Having new brake pads and rotors installed happens on a regular basis. The process is essential as it prevents break failure that is common with unmaintained breaks. Once those brake pads and rotors are mounted, it is essential to properly break them in. Bedding in, commonly known as conditioning new brake pads and rotors is necessary for new brakes to work properly.
The process works to put a layer of material onto the friction surface of the rotor from the brake pad. The transfer layer, as it is known, improves the brakes’ performance and extends their lifespan by enhancement of the friction generation of the brakes and rotors.

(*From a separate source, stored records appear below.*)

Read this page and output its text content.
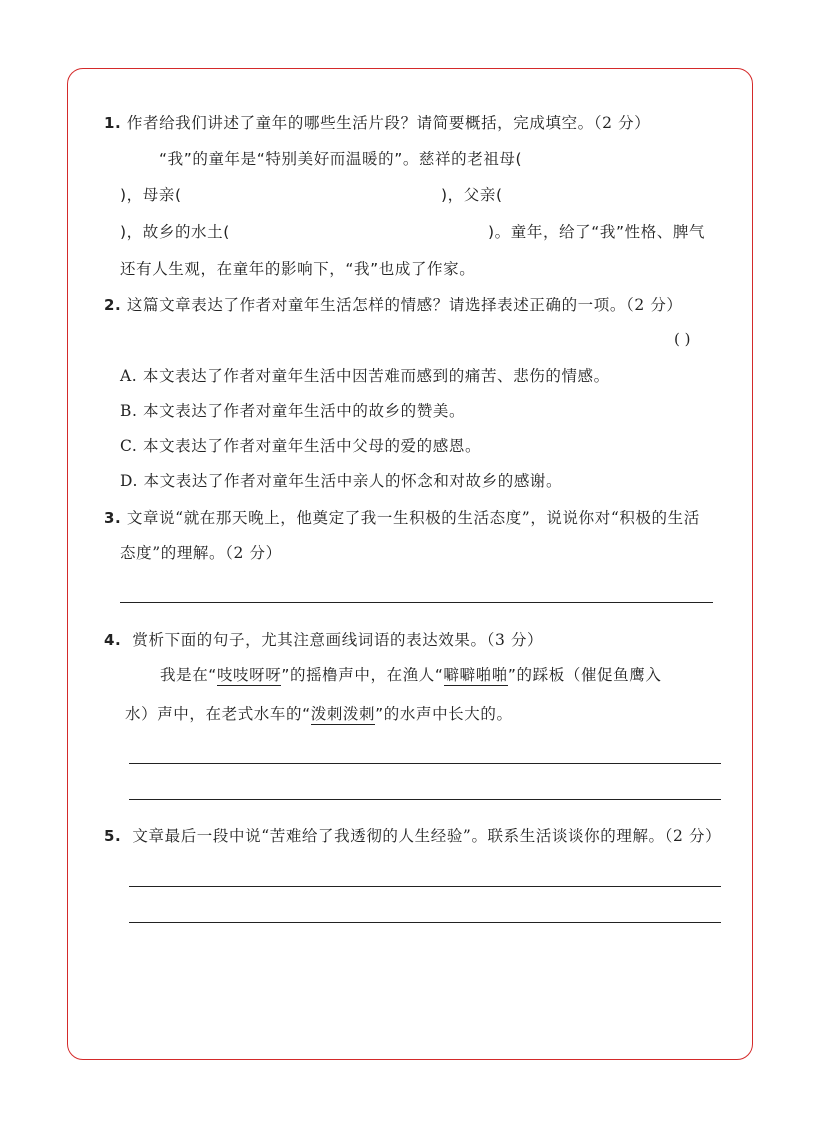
1. 作者给我们讲述了童年的哪些生活片段？请简要概括，完成填空。（2 分）
“我”的童年是“特别美好而温暖的”。慈祥的老祖母(
)，母亲(	)，父亲(
)，故乡的水土(	)。童年，给了“我”性格、脾气
还有人生观，在童年的影响下，“我”也成了作家。
2. 这篇文章表达了作者对童年生活怎样的情感？请选择表述正确的一项。（2 分）
( )
A. 本文表达了作者对童年生活中因苦难而感到的痛苦、悲伤的情感。
B. 本文表达了作者对童年生活中的故乡的赞美。
C. 本文表达了作者对童年生活中父母的爱的感恩。
D. 本文表达了作者对童年生活中亲人的怀念和对故乡的感谢。
3. 文章说“就在那天晚上，他奠定了我一生积极的生活态度”，说说你对“积极的生活
态度”的理解。（2 分）
4. 赏析下面的句子，尤其注意画线词语的表达效果。（3 分）
我是在“吱吱呀呀”的摇橹声中，在渔人“噼噼啪啪”的踩板（催促鱼鹰入
水）声中，在老式水车的“泼刺泼刺”的水声中长大的。
5. 文章最后一段中说“苦难给了我透彻的人生经验”。联系生活谈谈你的理解。（2 分）
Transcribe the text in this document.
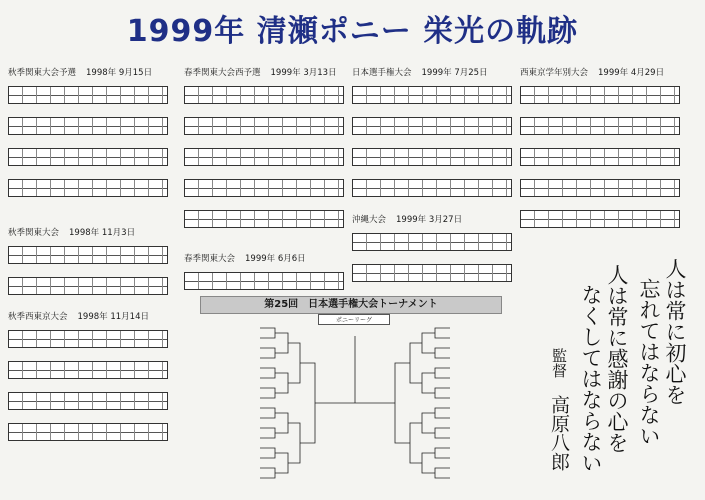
1999年 清瀬ポニー 栄光の軌跡
秋季関東大会予選 1998年 9月15日
秋季関東大会 1998年 11月3日
秋季西東京大会 1998年 11月14日
春季関東大会西予選 1999年 3月13日
春季関東大会 1999年 6月6日
日本選手権大会 1999年 7月25日
沖縄大会 1999年 3月27日
西東京学年別大会 1999年 4月29日
第25回 日本選手権大会トーナメント
ポニーリーグ	人は常に初心を
忘れてはならない
人は常に感謝の心を
なくしてはならない
監督
高原八郎
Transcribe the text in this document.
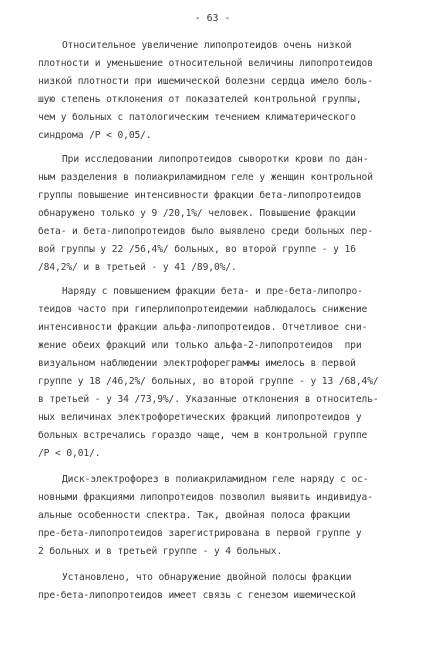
- 63 -
Относительное увеличение липопротеидов очень низкой
плотности и уменьшение относительной величины липопротеидов
низкой плотности при ишемической болезни сердца имело боль-
шую степень отклонения от показателей контрольной группы,
чем у больных с патологическим течением климатерического
синдрома /Р < 0,05/.
При исследовании липопротеидов сыворотки крови по дан-
ным разделения в полиакриламидном геле у женщин контрольной
группы повышение интенсивности фракции бета-липопротеидов
обнаружено только у 9 /20,1%/ человек. Повышение фракции
бета- и бета-липопротеидов было выявлено среди больных пер-
вой группы у 22 /56,4%/ больных, во второй группе - у 16
/84,2%/ и в третьей - у 41 /89,0%/.
Наряду с повышением фракции бета- и пре-бета-липопро-
теидов часто при гиперлипопротеидемии наблюдалось снижение
интенсивности фракции альфа-липопротеидов. Отчетливое сни-
жение обеих фракций или только альфа-2-липопротеидов  при
визуальном наблюдении электрофореграммы имелось в первой
группе у 18 /46,2%/ больных, во второй группе - у 13 /68,4%/
в третьей - у 34 /73,9%/. Указанные отклонения в относитель-
ных величинах электрофоретических фракций липопротеидов у
больных встречались гораздо чаще, чем в контрольной группе
/Р < 0,01/.
Диск-электрофорез в полиакриламидном геле наряду с ос-
новными фракциями липопротеидов позволил выявить индивидуа-
альные особенности спектра. Так, двойная полоса фракции
пре-бета-липопротеидов зарегистрирована в первой группе у
2 больных и в третьей группе - у 4 больных.
Установлено, что обнаружение двойной полосы фракции
пре-бета-липопротеидов имеет связь с генезом ишемической
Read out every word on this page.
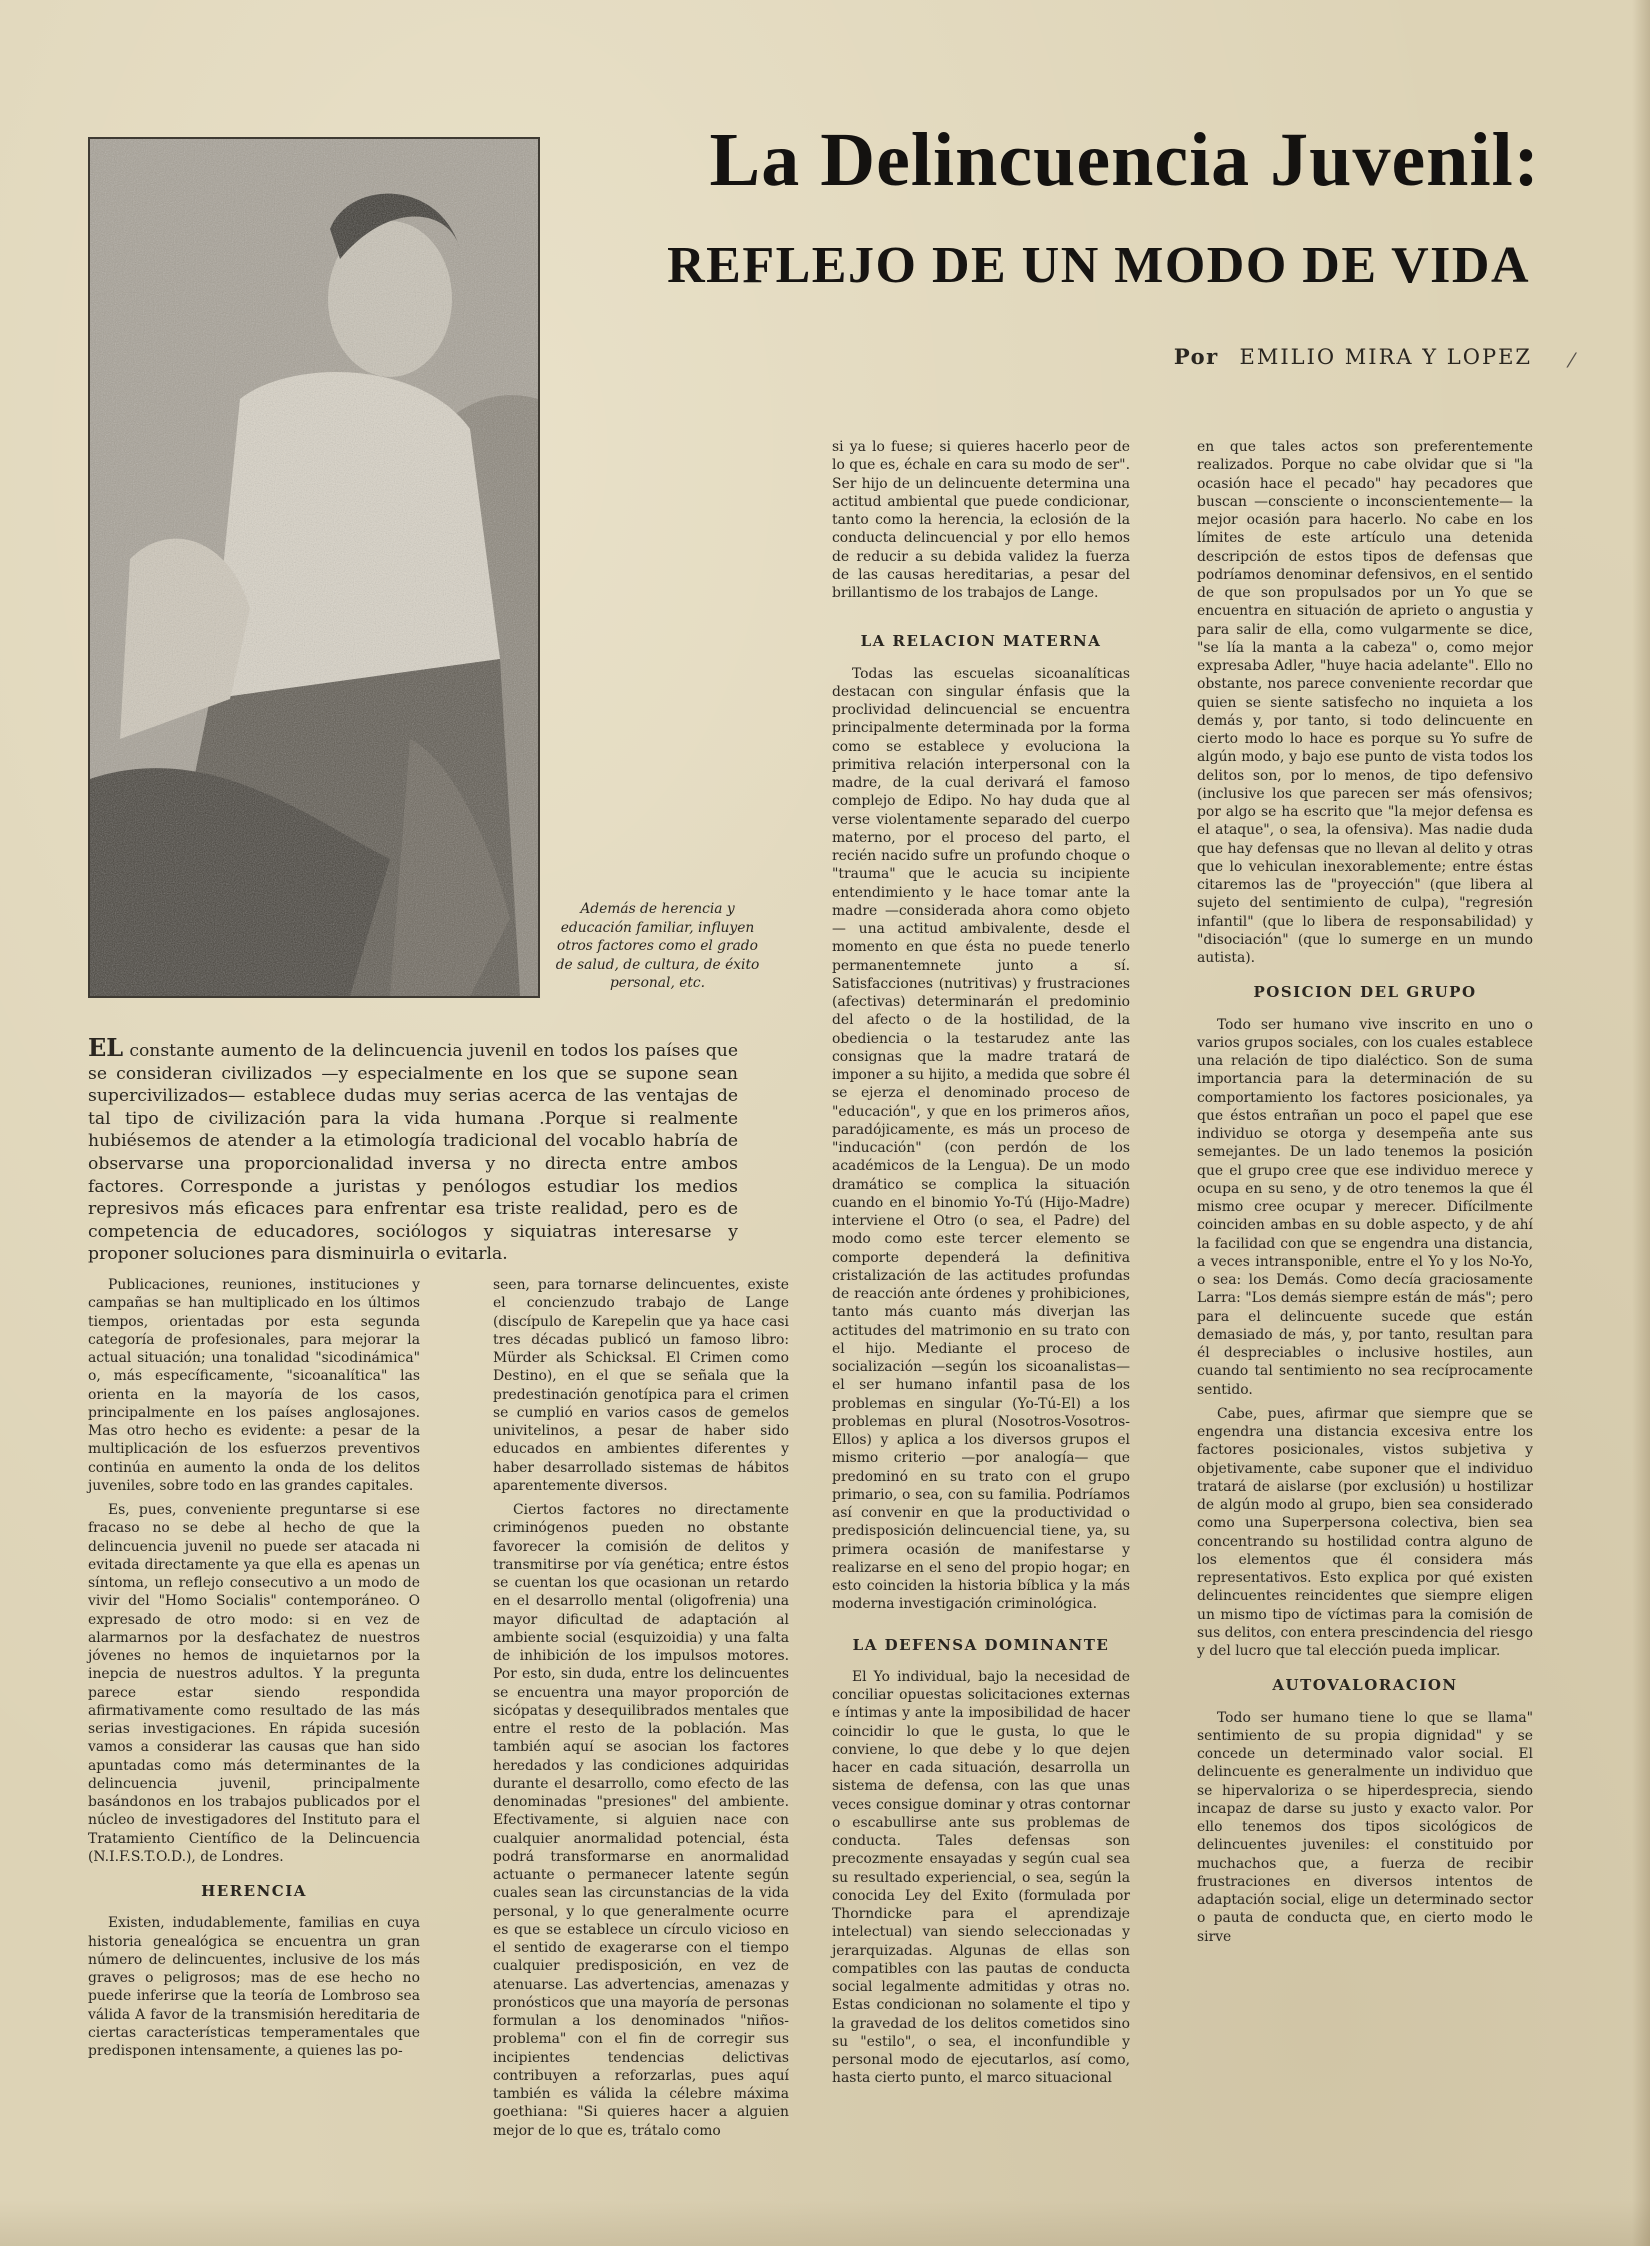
Además de herencia y educación familiar, influyen otros factores como el grado de salud, de cultura, de éxito personal, etc.
La Delincuencia Juvenil:
REFLEJO DE UN MODO DE VIDA
Por EMILIO MIRA Y LOPEZ ⁄
EL constante aumento de la delincuencia juvenil en todos los países que se consideran civilizados —y especialmente en los que se supone sean supercivilizados— establece dudas muy serias acerca de las ventajas de tal tipo de civilización para la vida humana .Porque si realmente hubiésemos de atender a la etimología tradicional del vocablo habría de observarse una proporcionalidad inversa y no directa entre ambos factores. Corresponde a juristas y penólogos estudiar los medios represivos más eficaces para enfrentar esa triste realidad, pero es de competencia de educadores, sociólogos y siquiatras interesarse y proponer soluciones para disminuirla o evitarla.

Publicaciones, reuniones, instituciones y campañas se han multiplicado en los últimos tiempos, orientadas por esta segunda categoría de profesionales, para mejorar la actual situación; una tonalidad "sicodinámica" o, más específicamente, "sicoanalítica" las orienta en la mayoría de los casos, principalmente en los países anglosajones. Mas otro hecho es evidente: a pesar de la multiplicación de los esfuerzos preventivos continúa en aumento la onda de los delitos juveniles, sobre todo en las grandes capitales.

Es, pues, conveniente preguntarse si ese fracaso no se debe al hecho de que la delincuencia juvenil no puede ser atacada ni evitada directamente ya que ella es apenas un síntoma, un reflejo consecutivo a un modo de vivir del "Homo Socialis" contemporáneo. O expresado de otro modo: si en vez de alarmarnos por la desfachatez de nuestros jóvenes no hemos de inquietarnos por la inepcia de nuestros adultos. Y la pregunta parece estar siendo respondida afirmativamente como resultado de las más serias investigaciones. En rápida sucesión vamos a considerar las causas que han sido apuntadas como más determinantes de la delincuencia juvenil, principalmente basándonos en los trabajos publicados por el núcleo de investigadores del Instituto para el Tratamiento Científico de la Delincuencia (N.I.F.S.T.O.D.), de Londres.

HERENCIA

Existen, indudablemente, familias en cuya historia genealógica se encuentra un gran número de delincuentes, inclusive de los más graves o peligrosos; mas de ese hecho no puede inferirse que la teoría de Lombroso sea válida A favor de la transmisión hereditaria de ciertas características temperamentales que predisponen intensamente, a quienes las po-

seen, para tornarse delincuentes, existe el concienzudo trabajo de Lange (discípulo de Karepelin que ya hace casi tres décadas publicó un famoso libro: Mürder als Schicksal. El Crimen como Destino), en el que se señala que la predestinación genotípica para el crimen se cumplió en varios casos de gemelos univitelinos, a pesar de haber sido educados en ambientes diferentes y haber desarrollado sistemas de hábitos aparentemente diversos.

Ciertos factores no directamente criminógenos pueden no obstante favorecer la comisión de delitos y transmitirse por vía genética; entre éstos se cuentan los que ocasionan un retardo en el desarrollo mental (oligofrenia) una mayor dificultad de adaptación al ambiente social (esquizoidia) y una falta de inhibición de los impulsos motores. Por esto, sin duda, entre los delincuentes se encuentra una mayor proporción de sicópatas y desequilibrados mentales que entre el resto de la población. Mas también aquí se asocian los factores heredados y las condiciones adquiridas durante el desarrollo, como efecto de las denominadas "presiones" del ambiente. Efectivamente, si alguien nace con cualquier anormalidad potencial, ésta podrá transformarse en anormalidad actuante o permanecer latente según cuales sean las circunstancias de la vida personal, y lo que generalmente ocurre es que se establece un círculo vicioso en el sentido de exagerarse con el tiempo cualquier predisposición, en vez de atenuarse. Las advertencias, amenazas y pronósticos que una mayoría de personas formulan a los denominados "niños-problema" con el fin de corregir sus incipientes tendencias delictivas contribuyen a reforzarlas, pues aquí también es válida la célebre máxima goethiana: "Si quieres hacer a alguien mejor de lo que es, trátalo como

si ya lo fuese; si quieres hacerlo peor de lo que es, échale en cara su modo de ser". Ser hijo de un delincuente determina una actitud ambiental que puede condicionar, tanto como la herencia, la eclosión de la conducta delincuencial y por ello hemos de reducir a su debida validez la fuerza de las causas hereditarias, a pesar del brillantismo de los trabajos de Lange.

LA RELACION MATERNA

Todas las escuelas sicoanalíticas destacan con singular énfasis que la proclividad delincuencial se encuentra principalmente determinada por la forma como se establece y evoluciona la primitiva relación interpersonal con la madre, de la cual derivará el famoso complejo de Edipo. No hay duda que al verse violentamente separado del cuerpo materno, por el proceso del parto, el recién nacido sufre un profundo choque o "trauma" que le acucia su incipiente entendimiento y le hace tomar ante la madre —considerada ahora como objeto— una actitud ambivalente, desde el momento en que ésta no puede tenerlo permanentemnete junto a sí. Satisfacciones (nutritivas) y frustraciones (afectivas) determinarán el predominio del afecto o de la hostilidad, de la obediencia o la testarudez ante las consignas que la madre tratará de imponer a su hijito, a medida que sobre él se ejerza el denominado proceso de "educación", y que en los primeros años, paradójicamente, es más un proceso de "inducación" (con perdón de los académicos de la Lengua). De un modo dramático se complica la situación cuando en el binomio Yo-Tú (Hijo-Madre) interviene el Otro (o sea, el Padre) del modo como este tercer elemento se comporte dependerá la definitiva cristalización de las actitudes profundas de reacción ante órdenes y prohibiciones, tanto más cuanto más diverjan las actitudes del matrimonio en su trato con el hijo. Mediante el proceso de socialización —según los sicoanalistas— el ser humano infantil pasa de los problemas en singular (Yo-Tú-El) a los problemas en plural (Nosotros-Vosotros-Ellos) y aplica a los diversos grupos el mismo criterio —por analogía— que predominó en su trato con el grupo primario, o sea, con su familia. Podríamos así convenir en que la productividad o predisposición delincuencial tiene, ya, su primera ocasión de manifestarse y realizarse en el seno del propio hogar; en esto coinciden la historia bíblica y la más moderna investigación criminológica.

LA DEFENSA DOMINANTE

El Yo individual, bajo la necesidad de conciliar opuestas solicitaciones externas e íntimas y ante la imposibilidad de hacer coincidir lo que le gusta, lo que le conviene, lo que debe y lo que dejen hacer en cada situación, desarrolla un sistema de defensa, con las que unas veces consigue dominar y otras contornar o escabullirse ante sus problemas de conducta. Tales defensas son precozmente ensayadas y según cual sea su resultado experiencial, o sea, según la conocida Ley del Exito (formulada por Thorndicke para el aprendizaje intelectual) van siendo seleccionadas y jerarquizadas. Algunas de ellas son compatibles con las pautas de conducta social legalmente admitidas y otras no. Estas condicionan no solamente el tipo y la gravedad de los delitos cometidos sino su "estilo", o sea, el inconfundible y personal modo de ejecutarlos, así como, hasta cierto punto, el marco situacional

en que tales actos son preferentemente realizados. Porque no cabe olvidar que si "la ocasión hace el pecado" hay pecadores que buscan —consciente o inconscientemente— la mejor ocasión para hacerlo. No cabe en los límites de este artículo una detenida descripción de estos tipos de defensas que podríamos denominar defensivos, en el sentido de que son propulsados por un Yo que se encuentra en situación de aprieto o angustia y para salir de ella, como vulgarmente se dice, "se lía la manta a la cabeza" o, como mejor expresaba Adler, "huye hacia adelante". Ello no obstante, nos parece conveniente recordar que quien se siente satisfecho no inquieta a los demás y, por tanto, si todo delincuente en cierto modo lo hace es porque su Yo sufre de algún modo, y bajo ese punto de vista todos los delitos son, por lo menos, de tipo defensivo (inclusive los que parecen ser más ofensivos; por algo se ha escrito que "la mejor defensa es el ataque", o sea, la ofensiva). Mas nadie duda que hay defensas que no llevan al delito y otras que lo vehiculan inexorablemente; entre éstas citaremos las de "proyección" (que libera al sujeto del sentimiento de culpa), "regresión infantil" (que lo libera de responsabilidad) y "disociación" (que lo sumerge en un mundo autista).

POSICION DEL GRUPO

Todo ser humano vive inscrito en uno o varios grupos sociales, con los cuales establece una relación de tipo dialéctico. Son de suma importancia para la determinación de su comportamiento los factores posicionales, ya que éstos entrañan un poco el papel que ese individuo se otorga y desempeña ante sus semejantes. De un lado tenemos la posición que el grupo cree que ese individuo merece y ocupa en su seno, y de otro tenemos la que él mismo cree ocupar y merecer. Difícilmente coinciden ambas en su doble aspecto, y de ahí la facilidad con que se engendra una distancia, a veces intransponible, entre el Yo y los No-Yo, o sea: los Demás. Como decía graciosamente Larra: "Los demás siempre están de más"; pero para el delincuente sucede que están demasiado de más, y, por tanto, resultan para él despreciables o inclusive hostiles, aun cuando tal sentimiento no sea recíprocamente sentido.

Cabe, pues, afirmar que siempre que se engendra una distancia excesiva entre los factores posicionales, vistos subjetiva y objetivamente, cabe suponer que el individuo tratará de aislarse (por exclusión) u hostilizar de algún modo al grupo, bien sea considerado como una Superpersona colectiva, bien sea concentrando su hostilidad contra alguno de los elementos que él considera más representativos. Esto explica por qué existen delincuentes reincidentes que siempre eligen un mismo tipo de víctimas para la comisión de sus delitos, con entera prescindencia del riesgo y del lucro que tal elección pueda implicar.

AUTOVALORACION

Todo ser humano tiene lo que se llama" sentimiento de su propia dignidad" y se concede un determinado valor social. El delincuente es generalmente un individuo que se hipervaloriza o se hiperdesprecia, siendo incapaz de darse su justo y exacto valor. Por ello tenemos dos tipos sicológicos de delincuentes juveniles: el constituido por muchachos que, a fuerza de recibir frustraciones en diversos intentos de adaptación social, elige un determinado sector o pauta de conducta que, en cierto modo le sirve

The Process of Bedding in New Brakes
Once the new brakes or rotors are installed by a mechanic, the next step is to bed them in.. This is done by rapid acceleration and then quick deceleration.
It’s important to remember safety when attempting to bed in the new brakes. To maintain the safety of anyone on the road, it is best if bedding in is done in an area with little to no traffic. Most people travel a little way out of their city to bed in new brakes.
Bedding in the brakes is usually done in two rounds. During the first round, the vehicle is driven at a speed of 60 Kph, with a medium-to-easy slow to stop, repeated three or four times. The brakes should be allowed to cool for a few minutes.
The car should be subjected to an aggressive slow-down from 100kph to 20kph eight to ten times. The vehicle should be allowed to sit, or driven at a low speed on the empty road, for a few minutes to allow the brakes to cool before using the brakes again.
After doing this, the brake pads should show a distinctive color change from when they were first applied. This change is the transfer layer. Once bedding in has been completed, the brakes should provide the driver with smooth braking.